Question

What is the derivative of $y=3\sin x-\sin 3x$ ?

Answer 1

Here in this question we have been asked to find the derivative of $y=3\sin x-\sin 3x$ for answering this question we will use the formula given as $\dfrac{d}{dx}\sin x=\cos x$ and $\dfrac{dy}{dx}=\dfrac{dy}{du}\dfrac{du}{dx}$ .

Complete step-by-step answer:
Now considering from the question we have been asked to find the derivative of $y=3\sin x-\sin 3x$.
We can simply write the given expression as
$\begin{aligned} & \dfrac{dy}{dx}=\dfrac{d}{dx}\left( 3\sin x-\sin 3x \right) \\\ & \Rightarrow 3\dfrac{d}{dx}\cos x-\dfrac{d}{dx}\sin 3x \\\ \end{aligned}$ .
From the basic concepts of derivations we know that the formula for finding the derivative of $\sin x$ is given as $\cos x$ .
Similarly we are also aware of the chain rule given as $\dfrac{dy}{dx}=\dfrac{dy}{du}\dfrac{du}{dx}$ .
Now by using these concepts we can simply write this expression as $\Rightarrow 3\cos x-\dfrac{d}{dx}\sin 3x$ .
Now we will assume $u=3x$ then we will have $\Rightarrow 3\cos x-\dfrac{d}{dx}\sin u$ .
Now by applying the chain rule we will have $\Rightarrow 3\cos x-\dfrac{d}{du}\sin u\left( \dfrac{du}{dx} \right)$ .
Now by applying the formula of sine derivative we will have $\Rightarrow 3\cos x-\cos u\left( \dfrac{du}{dx} \right)$ .
Now by substituting $u=3x$ we will have $\Rightarrow 3\cos x-\cos 3x\left( \dfrac{d}{dx}3x \right)$ .
Now by further simplifying this we will have $\Rightarrow 3\cos x-3\cos 3x$ .
Therefore we can conclude that the derivative of $y=3\sin x-\sin 3x$ will be given as $3\cos x-3\cos 3x$ .

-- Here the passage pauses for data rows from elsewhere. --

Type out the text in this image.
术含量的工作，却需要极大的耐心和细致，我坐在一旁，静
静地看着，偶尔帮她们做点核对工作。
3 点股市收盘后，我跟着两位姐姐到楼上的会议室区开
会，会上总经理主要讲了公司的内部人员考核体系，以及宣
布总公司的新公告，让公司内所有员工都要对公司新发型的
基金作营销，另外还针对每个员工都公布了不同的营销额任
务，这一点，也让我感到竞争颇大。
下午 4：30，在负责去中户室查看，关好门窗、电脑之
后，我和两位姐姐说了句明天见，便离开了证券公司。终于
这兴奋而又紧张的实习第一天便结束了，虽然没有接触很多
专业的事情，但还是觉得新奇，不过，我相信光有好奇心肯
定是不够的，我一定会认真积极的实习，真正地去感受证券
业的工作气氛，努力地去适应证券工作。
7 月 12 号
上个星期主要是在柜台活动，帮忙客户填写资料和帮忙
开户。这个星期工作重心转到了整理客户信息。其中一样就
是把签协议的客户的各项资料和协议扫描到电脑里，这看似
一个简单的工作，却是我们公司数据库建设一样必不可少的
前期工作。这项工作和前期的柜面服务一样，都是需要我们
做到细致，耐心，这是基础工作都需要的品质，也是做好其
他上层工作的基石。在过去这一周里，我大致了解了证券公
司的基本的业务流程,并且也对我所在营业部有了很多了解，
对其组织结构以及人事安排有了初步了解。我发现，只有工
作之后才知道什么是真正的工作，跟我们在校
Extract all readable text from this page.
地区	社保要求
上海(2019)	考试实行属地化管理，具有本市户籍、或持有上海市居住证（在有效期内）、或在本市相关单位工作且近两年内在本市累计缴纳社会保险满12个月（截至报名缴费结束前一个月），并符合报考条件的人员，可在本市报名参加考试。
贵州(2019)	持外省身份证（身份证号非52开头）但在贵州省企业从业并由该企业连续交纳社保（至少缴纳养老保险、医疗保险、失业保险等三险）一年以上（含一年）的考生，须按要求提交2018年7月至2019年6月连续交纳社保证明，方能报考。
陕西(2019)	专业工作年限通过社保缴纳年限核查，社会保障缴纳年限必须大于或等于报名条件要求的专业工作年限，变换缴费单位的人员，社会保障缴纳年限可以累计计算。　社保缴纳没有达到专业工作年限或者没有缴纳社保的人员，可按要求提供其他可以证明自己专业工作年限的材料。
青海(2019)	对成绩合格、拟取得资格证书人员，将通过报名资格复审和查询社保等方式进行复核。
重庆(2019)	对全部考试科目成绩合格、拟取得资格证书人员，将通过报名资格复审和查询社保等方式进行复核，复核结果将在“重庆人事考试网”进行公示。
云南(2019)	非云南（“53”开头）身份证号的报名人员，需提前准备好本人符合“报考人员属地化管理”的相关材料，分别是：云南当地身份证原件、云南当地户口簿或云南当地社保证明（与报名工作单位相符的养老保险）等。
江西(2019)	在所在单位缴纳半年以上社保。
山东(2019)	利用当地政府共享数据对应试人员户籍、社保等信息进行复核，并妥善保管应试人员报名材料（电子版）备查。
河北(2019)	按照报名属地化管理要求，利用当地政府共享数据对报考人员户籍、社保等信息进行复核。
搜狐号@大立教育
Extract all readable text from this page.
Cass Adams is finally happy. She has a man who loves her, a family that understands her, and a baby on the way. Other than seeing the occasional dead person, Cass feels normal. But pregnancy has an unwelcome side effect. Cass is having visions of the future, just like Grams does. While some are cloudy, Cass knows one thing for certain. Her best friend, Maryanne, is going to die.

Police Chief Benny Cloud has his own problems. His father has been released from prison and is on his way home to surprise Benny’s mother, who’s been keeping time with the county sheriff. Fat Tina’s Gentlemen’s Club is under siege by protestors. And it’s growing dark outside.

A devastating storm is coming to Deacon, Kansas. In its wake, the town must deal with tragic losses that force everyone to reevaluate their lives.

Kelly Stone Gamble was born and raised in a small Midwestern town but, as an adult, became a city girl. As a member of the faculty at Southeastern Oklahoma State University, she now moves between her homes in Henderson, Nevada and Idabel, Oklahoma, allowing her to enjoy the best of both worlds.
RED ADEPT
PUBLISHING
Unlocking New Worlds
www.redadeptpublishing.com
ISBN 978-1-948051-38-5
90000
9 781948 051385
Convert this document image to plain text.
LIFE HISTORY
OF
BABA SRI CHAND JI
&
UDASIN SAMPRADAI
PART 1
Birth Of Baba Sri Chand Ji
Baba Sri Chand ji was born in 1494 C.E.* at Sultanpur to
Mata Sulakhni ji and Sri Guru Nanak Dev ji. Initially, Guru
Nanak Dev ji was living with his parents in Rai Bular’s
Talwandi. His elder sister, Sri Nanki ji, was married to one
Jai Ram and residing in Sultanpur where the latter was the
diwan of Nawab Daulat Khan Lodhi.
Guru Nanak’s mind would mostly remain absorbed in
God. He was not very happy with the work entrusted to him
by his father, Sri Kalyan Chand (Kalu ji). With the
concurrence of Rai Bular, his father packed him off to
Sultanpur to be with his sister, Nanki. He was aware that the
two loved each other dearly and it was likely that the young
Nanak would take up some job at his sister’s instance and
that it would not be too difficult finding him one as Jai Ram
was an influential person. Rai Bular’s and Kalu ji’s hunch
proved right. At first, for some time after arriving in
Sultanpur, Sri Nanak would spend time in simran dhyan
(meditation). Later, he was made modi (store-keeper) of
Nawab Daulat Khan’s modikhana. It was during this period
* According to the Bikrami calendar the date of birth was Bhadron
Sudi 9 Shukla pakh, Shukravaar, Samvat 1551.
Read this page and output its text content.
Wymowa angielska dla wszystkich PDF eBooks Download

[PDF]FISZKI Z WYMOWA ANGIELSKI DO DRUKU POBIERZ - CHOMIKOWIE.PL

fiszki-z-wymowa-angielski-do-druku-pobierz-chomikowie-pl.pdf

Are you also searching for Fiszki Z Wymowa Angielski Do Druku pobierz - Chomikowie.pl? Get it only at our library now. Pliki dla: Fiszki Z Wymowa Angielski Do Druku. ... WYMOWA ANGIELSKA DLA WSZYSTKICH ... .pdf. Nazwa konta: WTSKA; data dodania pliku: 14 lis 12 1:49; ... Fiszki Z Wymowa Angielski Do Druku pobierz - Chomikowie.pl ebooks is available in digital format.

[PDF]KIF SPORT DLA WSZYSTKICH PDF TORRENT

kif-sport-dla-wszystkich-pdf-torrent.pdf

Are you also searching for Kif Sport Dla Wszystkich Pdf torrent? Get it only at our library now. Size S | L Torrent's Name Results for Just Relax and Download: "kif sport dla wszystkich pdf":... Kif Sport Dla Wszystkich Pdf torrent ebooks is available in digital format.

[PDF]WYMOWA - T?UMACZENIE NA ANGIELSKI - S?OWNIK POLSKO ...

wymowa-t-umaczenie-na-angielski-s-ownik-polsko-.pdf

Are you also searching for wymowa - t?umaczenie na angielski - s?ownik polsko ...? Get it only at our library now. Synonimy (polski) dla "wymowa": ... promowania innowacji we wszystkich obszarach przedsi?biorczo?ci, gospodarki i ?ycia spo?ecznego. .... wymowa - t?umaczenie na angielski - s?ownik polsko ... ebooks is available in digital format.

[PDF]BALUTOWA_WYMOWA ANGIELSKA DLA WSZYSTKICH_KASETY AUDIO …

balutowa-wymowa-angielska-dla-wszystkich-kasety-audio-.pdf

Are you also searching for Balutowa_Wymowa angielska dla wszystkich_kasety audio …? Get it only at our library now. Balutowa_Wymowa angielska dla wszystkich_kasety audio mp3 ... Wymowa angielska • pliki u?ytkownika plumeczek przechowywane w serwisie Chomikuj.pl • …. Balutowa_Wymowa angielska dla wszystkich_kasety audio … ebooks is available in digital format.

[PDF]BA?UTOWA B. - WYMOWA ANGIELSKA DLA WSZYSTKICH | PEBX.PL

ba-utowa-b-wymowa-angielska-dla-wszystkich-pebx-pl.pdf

Note: While answering questions of this type we should be very sure with the concepts that we are going to use in between the steps. Someone can make a mistake unintentionally if they consider the simplification in between the steps in a wrong way like for an example if we consider $\Rightarrow 3\cos x-\cos 3x\left( \dfrac{d}{dx}3x \right)=\Rightarrow 3\cos x-\cos 3x\left( 4 \right)$ which will lead us to end up having a wrong conclusion.